Unusual Actuation of Precisely Designable Two-Layer Poly(N-isopropylacrylamide) Gel Films Composited with Asymmetrically Aligned Liquid Crystalline Nanosheets

Hierarchical structures comprising anisotropic units are the keys to realize functional materials that mimic extraordinary functions of natural systems. In this study, we established the synthesis of composite poly(N-isopropylacrylamide) gel films in which liquid crystalline (LC) inorganic nanosheets are organized into asymmetric hierarchical structures and two-layer structures with gradients. Small-angle X-ray scattering and crossed-polarizer observations confirmed the alignment of the nanosheets along the gravity and electric field applied during the synthesis.
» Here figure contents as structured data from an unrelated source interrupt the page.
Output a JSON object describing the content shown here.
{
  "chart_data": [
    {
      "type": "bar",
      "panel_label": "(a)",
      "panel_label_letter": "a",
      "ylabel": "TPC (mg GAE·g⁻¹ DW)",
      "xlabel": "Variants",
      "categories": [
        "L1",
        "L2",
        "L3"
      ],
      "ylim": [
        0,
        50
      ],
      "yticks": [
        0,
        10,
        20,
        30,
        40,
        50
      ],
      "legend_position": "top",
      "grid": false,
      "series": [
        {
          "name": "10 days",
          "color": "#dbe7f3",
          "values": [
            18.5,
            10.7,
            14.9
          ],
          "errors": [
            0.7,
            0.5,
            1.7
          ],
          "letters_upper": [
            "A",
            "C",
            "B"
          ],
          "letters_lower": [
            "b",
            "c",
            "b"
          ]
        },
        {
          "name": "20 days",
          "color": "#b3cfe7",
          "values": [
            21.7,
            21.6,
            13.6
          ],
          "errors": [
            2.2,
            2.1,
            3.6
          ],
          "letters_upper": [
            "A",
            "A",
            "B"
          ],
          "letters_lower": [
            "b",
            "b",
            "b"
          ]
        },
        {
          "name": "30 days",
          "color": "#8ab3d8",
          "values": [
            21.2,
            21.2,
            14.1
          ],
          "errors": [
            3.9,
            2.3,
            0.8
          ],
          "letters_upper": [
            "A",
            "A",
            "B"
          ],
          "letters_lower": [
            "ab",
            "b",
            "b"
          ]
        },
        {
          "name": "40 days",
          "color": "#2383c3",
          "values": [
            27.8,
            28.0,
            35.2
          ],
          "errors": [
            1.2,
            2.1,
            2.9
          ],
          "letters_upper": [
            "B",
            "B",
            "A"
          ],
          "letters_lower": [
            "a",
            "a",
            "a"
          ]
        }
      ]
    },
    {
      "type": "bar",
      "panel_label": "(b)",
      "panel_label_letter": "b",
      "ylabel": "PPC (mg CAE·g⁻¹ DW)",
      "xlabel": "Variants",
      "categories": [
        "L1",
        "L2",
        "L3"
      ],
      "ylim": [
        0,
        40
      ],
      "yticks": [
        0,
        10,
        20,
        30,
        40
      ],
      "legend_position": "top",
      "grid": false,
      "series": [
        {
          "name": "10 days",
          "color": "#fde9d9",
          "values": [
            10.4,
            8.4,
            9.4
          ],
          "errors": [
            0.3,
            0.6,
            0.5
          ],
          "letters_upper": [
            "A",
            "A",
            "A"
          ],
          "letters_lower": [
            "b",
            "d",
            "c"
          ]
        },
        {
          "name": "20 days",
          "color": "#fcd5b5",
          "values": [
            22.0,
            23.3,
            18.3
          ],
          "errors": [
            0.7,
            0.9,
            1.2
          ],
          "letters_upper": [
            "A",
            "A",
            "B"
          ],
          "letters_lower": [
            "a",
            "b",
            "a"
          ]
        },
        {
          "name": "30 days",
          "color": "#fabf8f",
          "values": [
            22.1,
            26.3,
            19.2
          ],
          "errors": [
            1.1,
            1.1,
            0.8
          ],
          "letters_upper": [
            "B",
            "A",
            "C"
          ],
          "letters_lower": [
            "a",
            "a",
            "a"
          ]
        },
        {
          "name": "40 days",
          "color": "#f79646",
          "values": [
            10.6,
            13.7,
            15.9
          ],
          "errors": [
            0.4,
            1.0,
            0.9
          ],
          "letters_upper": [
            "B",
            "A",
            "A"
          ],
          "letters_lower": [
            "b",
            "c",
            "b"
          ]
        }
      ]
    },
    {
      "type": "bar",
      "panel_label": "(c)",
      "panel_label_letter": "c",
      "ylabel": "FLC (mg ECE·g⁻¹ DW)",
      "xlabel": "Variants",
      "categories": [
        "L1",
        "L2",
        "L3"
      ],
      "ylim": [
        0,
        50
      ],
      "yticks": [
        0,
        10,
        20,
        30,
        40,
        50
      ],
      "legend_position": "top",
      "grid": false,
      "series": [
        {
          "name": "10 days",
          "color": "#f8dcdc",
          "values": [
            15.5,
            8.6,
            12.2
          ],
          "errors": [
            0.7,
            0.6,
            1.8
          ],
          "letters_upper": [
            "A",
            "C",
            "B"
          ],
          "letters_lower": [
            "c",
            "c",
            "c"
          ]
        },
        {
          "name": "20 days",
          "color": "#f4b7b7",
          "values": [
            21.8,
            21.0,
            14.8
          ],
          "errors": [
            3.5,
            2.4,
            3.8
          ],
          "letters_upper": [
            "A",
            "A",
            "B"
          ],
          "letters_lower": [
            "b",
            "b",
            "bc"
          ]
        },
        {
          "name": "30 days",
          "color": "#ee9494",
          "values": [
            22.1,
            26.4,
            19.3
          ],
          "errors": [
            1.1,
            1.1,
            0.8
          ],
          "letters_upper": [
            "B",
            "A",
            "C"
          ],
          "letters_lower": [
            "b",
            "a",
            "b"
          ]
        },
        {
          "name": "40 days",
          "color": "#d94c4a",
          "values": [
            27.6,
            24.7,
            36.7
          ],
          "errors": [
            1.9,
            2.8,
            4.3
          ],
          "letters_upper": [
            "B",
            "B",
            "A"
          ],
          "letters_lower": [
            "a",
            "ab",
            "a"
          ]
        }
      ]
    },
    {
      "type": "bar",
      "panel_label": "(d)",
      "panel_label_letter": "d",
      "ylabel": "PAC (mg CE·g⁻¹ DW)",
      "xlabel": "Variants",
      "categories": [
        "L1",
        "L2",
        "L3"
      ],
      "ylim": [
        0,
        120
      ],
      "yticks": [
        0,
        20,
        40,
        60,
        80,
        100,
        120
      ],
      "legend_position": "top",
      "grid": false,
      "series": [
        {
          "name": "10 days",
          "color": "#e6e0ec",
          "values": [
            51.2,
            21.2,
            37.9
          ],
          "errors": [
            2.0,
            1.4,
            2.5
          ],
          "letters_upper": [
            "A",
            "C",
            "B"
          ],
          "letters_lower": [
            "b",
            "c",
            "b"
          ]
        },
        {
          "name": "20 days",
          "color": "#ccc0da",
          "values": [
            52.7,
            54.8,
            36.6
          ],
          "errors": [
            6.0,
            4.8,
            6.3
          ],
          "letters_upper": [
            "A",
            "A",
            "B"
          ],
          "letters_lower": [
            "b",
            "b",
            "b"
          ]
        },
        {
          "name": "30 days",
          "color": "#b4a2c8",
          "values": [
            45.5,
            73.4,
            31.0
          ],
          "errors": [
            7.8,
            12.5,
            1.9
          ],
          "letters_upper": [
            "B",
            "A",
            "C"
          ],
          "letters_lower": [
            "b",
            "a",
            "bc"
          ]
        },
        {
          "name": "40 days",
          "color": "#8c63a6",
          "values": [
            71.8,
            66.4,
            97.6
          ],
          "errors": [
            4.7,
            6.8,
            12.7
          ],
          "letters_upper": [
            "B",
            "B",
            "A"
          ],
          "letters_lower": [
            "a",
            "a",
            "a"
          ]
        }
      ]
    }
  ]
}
Macroscopic two-layer structures were formed in the gel films by utilizing isotropic/LC phase separation under gravity in a precisely controlled manner. By configuring the electrode arrangement and optimizing the duration and intensity of electric field application, two-layer gel films with various anisotropic and asymmetric structures such as saddle-like ones were obtained. The anisotropic two-layer structure composite gels exhibited large and fast three-dimensional deformations triggered by temperature changes with controlled curvature and anisotropic/asymmetric deformation modes as programmed by the regulated superstructures of the embedded nanosheets.

Automated summary

In this study, a method for synthesizing composite polymer gel films with hierarchical structures of liquid crystalline nanosheets was established. Different anisotropic and asymmetric structures of two-layer gel films can be obtained by controlling the electrode arrangement, duration, and intensity of the electric field. The anisotropic two-layer structure composite gels exhibit large and fast three-dimensional deformations triggered by temperature changes.